Facebook AI Researchers are presenting their latest research at the International Conference on Machine Learning (ICML) in Sydney Australia this week. ICML, the leading international conference on Machine Learning brings together researchers across industry and academia for an open international exchange of information.
In addition to presenting nine research papers that span various machine learning topics such as language modelling, optimization and unsupervised learning with images, the Facebook team is co-organizing the Video Games and Machine Learning (VGML) workshop.
One paper of note, Wasserstein Generative Adversarial Networks, co-authored by Facebook and NYU researchers Martin Arjovsky, Soumith Chintala, and Leon Bottouu, introduces an alternative and improved approach to traditional GAN training named Wasserstein GAN.
Although Generative Adversarial Networks (GAN) have shown promising abilities for unsupervised learning problems, the GAN training algorithm is difficult to use in practice because of its unstable numerical convergence. In this paper, the researchers propose to replace the GAN objective function by a convenient approximation of the Earth Mover (EM) distance. This proposal is supported by an analysis of how the Earth Mover (EM) distance behaves in comparison to popular probability distances and divergences used in the context of learning distributions. The researchers then define the Wasserstein GAN (WGAN), a form of GAN that minimizes a convenient approximation of the EM distance and cures several known problems of the GAN training procedure.
Paper figure 2: Different methods learning a mixture of 8 gaussians spread in a circle. WGAN is able to learn the distribution without mode collapse. An interesting fact is that the WGAN (much like the Wasserstein distance) seems to capture ﬁrst the low dimensional structure of the data before matching the speciﬁc bumps in the density.

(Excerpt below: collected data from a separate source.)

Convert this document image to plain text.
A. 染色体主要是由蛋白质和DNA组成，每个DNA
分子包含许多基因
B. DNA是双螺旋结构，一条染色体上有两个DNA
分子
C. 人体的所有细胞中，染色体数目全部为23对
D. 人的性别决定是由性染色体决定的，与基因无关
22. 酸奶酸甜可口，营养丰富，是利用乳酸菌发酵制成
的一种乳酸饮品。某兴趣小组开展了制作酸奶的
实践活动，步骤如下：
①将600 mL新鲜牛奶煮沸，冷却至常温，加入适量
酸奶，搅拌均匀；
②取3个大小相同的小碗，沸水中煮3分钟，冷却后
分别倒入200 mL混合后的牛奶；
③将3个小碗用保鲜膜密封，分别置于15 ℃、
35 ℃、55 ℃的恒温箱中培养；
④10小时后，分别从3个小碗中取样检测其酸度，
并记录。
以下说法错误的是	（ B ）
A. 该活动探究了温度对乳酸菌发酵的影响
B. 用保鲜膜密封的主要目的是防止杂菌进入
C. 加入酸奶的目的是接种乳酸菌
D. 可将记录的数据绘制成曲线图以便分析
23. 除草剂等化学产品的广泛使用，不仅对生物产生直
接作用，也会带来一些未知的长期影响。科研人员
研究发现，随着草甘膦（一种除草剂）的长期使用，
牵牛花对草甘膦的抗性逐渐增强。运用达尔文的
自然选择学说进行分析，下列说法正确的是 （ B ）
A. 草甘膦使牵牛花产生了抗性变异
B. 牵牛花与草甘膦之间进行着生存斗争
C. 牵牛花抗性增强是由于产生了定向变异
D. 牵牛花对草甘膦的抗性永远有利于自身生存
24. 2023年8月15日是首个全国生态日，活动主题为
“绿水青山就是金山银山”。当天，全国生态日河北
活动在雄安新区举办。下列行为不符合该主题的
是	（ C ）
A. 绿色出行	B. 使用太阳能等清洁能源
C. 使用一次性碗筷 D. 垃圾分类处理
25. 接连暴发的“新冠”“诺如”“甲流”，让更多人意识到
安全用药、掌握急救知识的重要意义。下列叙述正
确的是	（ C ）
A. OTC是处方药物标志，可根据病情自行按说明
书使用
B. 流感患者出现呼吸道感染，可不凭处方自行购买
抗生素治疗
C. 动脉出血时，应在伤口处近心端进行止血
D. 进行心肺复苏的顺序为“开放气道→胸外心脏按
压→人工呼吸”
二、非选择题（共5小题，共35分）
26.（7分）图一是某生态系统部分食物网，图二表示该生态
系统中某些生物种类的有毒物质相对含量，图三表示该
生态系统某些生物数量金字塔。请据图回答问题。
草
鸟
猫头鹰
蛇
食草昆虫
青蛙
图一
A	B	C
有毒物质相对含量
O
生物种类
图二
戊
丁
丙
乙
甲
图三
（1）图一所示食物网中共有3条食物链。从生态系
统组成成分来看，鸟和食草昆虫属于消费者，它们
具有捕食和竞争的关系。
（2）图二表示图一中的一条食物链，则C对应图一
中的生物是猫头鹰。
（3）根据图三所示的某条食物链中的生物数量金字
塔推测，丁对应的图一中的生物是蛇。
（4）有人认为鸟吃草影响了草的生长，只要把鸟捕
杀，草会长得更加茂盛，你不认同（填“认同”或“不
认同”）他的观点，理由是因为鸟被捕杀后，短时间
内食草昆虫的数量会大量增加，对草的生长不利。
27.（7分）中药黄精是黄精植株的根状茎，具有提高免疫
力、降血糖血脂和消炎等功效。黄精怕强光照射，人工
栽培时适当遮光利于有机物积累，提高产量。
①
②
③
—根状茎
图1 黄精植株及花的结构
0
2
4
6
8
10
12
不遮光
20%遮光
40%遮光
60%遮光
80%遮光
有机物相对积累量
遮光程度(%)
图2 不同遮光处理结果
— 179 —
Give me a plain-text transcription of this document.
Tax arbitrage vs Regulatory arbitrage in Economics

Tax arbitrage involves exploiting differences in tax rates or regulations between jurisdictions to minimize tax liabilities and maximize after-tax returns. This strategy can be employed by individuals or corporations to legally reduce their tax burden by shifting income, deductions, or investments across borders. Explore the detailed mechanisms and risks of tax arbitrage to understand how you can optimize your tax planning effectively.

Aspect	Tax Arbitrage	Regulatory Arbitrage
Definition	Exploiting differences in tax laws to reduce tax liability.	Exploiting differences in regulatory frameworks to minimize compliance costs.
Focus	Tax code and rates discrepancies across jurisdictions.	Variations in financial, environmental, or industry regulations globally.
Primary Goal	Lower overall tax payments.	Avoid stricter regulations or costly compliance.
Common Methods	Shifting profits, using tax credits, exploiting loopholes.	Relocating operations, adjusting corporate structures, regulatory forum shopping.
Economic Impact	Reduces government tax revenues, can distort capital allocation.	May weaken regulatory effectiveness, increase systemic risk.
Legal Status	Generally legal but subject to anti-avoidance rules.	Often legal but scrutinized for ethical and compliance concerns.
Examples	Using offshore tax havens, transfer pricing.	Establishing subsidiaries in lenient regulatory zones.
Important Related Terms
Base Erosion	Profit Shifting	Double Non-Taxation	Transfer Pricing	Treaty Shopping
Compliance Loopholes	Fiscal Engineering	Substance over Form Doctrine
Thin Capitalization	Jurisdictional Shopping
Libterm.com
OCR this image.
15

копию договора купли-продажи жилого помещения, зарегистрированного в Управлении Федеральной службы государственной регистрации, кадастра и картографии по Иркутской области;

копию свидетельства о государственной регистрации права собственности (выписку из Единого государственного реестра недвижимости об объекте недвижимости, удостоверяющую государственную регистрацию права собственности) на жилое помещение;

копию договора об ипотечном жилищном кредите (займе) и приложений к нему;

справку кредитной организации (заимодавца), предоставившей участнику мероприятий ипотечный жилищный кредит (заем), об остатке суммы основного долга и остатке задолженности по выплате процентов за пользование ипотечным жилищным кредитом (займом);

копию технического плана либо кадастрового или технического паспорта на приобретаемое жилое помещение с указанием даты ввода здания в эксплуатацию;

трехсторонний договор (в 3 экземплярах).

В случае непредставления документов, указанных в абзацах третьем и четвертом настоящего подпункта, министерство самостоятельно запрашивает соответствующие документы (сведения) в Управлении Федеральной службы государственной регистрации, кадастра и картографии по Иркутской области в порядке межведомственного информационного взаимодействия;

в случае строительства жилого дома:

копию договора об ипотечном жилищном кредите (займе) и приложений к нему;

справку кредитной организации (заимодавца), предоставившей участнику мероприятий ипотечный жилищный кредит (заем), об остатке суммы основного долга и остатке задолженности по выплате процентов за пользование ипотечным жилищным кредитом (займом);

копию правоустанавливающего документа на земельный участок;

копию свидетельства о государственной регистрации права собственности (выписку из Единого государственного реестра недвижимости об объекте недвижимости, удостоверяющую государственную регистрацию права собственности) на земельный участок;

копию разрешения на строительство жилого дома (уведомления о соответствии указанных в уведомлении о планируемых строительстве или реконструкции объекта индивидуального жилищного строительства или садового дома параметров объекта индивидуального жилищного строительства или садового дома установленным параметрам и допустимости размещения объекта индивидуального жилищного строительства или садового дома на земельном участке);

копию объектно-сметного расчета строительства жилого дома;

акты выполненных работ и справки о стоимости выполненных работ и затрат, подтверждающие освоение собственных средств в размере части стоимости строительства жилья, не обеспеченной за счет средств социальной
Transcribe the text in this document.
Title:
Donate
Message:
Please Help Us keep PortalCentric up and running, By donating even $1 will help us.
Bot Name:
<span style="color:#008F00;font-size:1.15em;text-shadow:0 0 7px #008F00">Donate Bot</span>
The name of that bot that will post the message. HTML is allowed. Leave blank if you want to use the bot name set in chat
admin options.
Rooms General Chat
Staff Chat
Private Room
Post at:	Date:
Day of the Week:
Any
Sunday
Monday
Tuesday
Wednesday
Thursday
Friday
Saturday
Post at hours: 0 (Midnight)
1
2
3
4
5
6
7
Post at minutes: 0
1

A primary benefit of WGAN is that it allows researchers to train the critic till completion. When the critic is trained to completion, it provides a loss to the generator that can be trained as any other neural network. The better the critic, the higher quality the gradients are used to train the generator. This eliminates the need to subtly balance how well the GAN generator and discriminator are trained. In particular, the researchers observed that WGANs are more robust than GANs when the architectural choices for the generator are varied in certain ways.
One of the most compelling practical benefits of WGANs is the ability to continuously estimate the EM distance by optimally training the critic. Since they correlate well with the observed sample quality, plotting the learning curves is very useful in terms of debugging and hyper-parameter searches.
Paper figure 4: Training curves and samples at different stages of training. We can see a clear correlation between lower error and better sample quality. Upper left: the generator is an MLP with 4 hidden layers and 512 units at each layer. The loss decreases consistently as training progresses and sample quality increases. Upper right: the generator is a standard DCGAN. The loss decreases quickly and sample quality increases as well. In both upper plots the critic is a DCGAN without the sigmoid so losses can be subjected to comparison. Lower half: both the generator and the discriminator are MLPs with substantially high learning rates (so training failed). Loss is constant and samples are constant as well. The training curves were passed through a median filter for visualization purposes.
You can learn more about WGAN at ICML or by reading the paper.
This is one highlight of a much larger body of work being presented by Facebook researchers at ICML. In addition to presenting papers, and our workshop presence, Facebook researchers are on hand at ICML to collaborate with the community, as we collectively seek to advance our scientific knowledge across the field of Machine Learning.
High-Dimensional Variance-Reduced Stochastic Gradient Expectation-Maximization Algorithm
Rongda Zhu, Lingxiao Wang, Chengxiang Zhai, Quanquan Gu
An Analytical Formula of Population Gradient for two-layered ReLU network and its Applications in Convergence and Critical Point Analysis
Convolutional Sequence to Sequence Learning
Jonas Gehring, Michael Auli, David Grangier, Denis Yarats, Yann Dauphin
Efficient softmax approximation for GPUs
Edouard Grave, Armand Joulin, Moustapha Cisse, David Grangier, Hervé Jégou
Gradient Boosted Decision Trees for High Dimensional Sparse Output
Si Si, Huan Zhang, Sathiya Keerthi, Dhruv Mahajan, Inderjit Dhillon, Cho-Jui Hsieh
Language Modeling with Gated Convolutional Networks
Yann Dauphin, Angela Fan, Michael Auli, David Grangier
Parseval Networks: Improving Robustness to Adversarial Examples
Moustapha Cisse, Piotr Bojanowski, Edouard Grave
Unsupervised Learning by Predicting Noise
Piotr Bojanowski, Armand Joulin
Wasserstein Generative Adversarial Networks
Martin Arjovsky, Soumith Chintala, Leon Bottou
Video Games and Machine Learning (VGML) workshop, focuses on complex games that provide interesting and hard challenges for machine learning. The workshop aims to bring together attendees from the video game industry and machine learning (reinforcement learning) community, to benefit both communities.